Moreover, many segments of our daily lives that relied on human interactions—retail, courtship, and education among others—have become victims of efficiencies that have efficiently maximized our distance from one another.

This is the plague of our modern age: We are connected yet thoroughly disconnected.  In addition, we are drowning in data yet seemingly more ignorant than ever.  Perhaps the ease with which we can now do so much is, in fact, a poor trade-off for what we have given up, and it could be the case that intellectual lassitude and emotional vacuity have been the payment exacted for the many conveniences that computers now bring us.  
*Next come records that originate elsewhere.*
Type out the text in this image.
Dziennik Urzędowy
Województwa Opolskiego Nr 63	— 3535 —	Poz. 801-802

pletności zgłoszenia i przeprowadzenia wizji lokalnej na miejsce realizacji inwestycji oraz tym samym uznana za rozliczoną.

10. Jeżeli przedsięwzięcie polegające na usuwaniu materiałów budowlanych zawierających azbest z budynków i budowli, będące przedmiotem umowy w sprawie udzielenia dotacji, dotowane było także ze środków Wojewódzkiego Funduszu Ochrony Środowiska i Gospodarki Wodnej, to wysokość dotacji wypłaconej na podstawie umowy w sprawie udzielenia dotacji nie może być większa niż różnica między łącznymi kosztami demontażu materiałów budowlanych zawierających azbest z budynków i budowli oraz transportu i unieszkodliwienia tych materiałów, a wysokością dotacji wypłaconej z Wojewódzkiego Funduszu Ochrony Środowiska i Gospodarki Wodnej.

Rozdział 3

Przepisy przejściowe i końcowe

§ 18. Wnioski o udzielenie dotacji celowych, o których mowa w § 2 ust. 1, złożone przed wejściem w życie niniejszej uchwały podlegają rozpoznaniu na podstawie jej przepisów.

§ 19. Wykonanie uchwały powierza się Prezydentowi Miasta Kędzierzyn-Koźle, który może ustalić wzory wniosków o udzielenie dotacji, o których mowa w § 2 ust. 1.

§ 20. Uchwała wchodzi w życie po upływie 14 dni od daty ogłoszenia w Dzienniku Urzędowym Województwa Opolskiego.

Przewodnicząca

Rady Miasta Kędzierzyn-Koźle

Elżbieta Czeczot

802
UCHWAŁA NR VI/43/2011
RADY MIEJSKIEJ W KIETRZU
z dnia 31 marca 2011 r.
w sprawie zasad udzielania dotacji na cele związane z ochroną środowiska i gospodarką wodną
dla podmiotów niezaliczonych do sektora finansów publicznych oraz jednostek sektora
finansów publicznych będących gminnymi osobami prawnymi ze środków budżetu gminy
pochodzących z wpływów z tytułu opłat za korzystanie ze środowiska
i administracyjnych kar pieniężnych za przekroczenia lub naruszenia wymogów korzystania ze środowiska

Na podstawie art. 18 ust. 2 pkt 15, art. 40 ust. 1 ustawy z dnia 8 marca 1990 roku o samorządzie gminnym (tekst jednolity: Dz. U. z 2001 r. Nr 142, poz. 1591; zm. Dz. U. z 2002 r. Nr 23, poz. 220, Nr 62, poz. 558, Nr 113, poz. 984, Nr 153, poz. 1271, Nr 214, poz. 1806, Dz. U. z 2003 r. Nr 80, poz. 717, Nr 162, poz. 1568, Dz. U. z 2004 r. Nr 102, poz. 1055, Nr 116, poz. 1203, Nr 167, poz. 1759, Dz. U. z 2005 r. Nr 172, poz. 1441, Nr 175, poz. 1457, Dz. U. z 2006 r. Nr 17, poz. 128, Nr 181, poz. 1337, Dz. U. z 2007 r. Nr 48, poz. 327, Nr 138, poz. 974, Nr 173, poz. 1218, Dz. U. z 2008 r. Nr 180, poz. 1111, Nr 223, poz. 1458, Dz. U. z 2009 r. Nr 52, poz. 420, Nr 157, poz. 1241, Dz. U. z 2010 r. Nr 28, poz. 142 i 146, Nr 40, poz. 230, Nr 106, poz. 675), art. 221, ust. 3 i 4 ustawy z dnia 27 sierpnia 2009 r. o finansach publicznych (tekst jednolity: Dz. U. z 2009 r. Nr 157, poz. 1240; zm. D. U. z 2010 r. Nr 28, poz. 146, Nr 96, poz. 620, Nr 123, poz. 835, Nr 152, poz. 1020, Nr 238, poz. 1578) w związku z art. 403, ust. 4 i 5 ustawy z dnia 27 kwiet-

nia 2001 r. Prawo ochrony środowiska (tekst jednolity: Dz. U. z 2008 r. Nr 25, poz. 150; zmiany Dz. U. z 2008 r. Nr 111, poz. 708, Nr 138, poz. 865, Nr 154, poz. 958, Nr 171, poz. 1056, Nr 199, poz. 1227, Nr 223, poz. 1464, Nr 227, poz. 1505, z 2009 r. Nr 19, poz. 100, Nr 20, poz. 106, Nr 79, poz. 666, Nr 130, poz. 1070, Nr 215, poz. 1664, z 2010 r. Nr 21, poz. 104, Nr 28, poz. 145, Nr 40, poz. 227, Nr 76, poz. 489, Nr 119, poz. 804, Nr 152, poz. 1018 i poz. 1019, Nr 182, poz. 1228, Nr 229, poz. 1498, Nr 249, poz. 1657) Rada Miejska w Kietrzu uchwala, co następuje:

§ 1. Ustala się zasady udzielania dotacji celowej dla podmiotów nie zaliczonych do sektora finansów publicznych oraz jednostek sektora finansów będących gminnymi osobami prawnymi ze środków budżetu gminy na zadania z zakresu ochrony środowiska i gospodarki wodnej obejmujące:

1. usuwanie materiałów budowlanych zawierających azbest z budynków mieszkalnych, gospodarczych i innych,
One does not have to be a Luddite or sourpuss to wonder about the relative advantages and disadvantages of the world that has emerged over the past thirty years or so.  The Uber Eats dinner that we consume alone while watching a streaming movie and shopping on Amazon with our iPads might be much more costly to our health and souls than we fully comprehend.

And most dangerously of all, we too often we mistake information for knowledge and forget it is much further still to attaining any incomplete yet useful understanding approximating wisdom.

Hopefully, we are still far, far away from buying companion and spousal robots or willingly having a helpful microchip implanted in our brains at birth.  If not, I shudder to think of what the next thirty years might bring.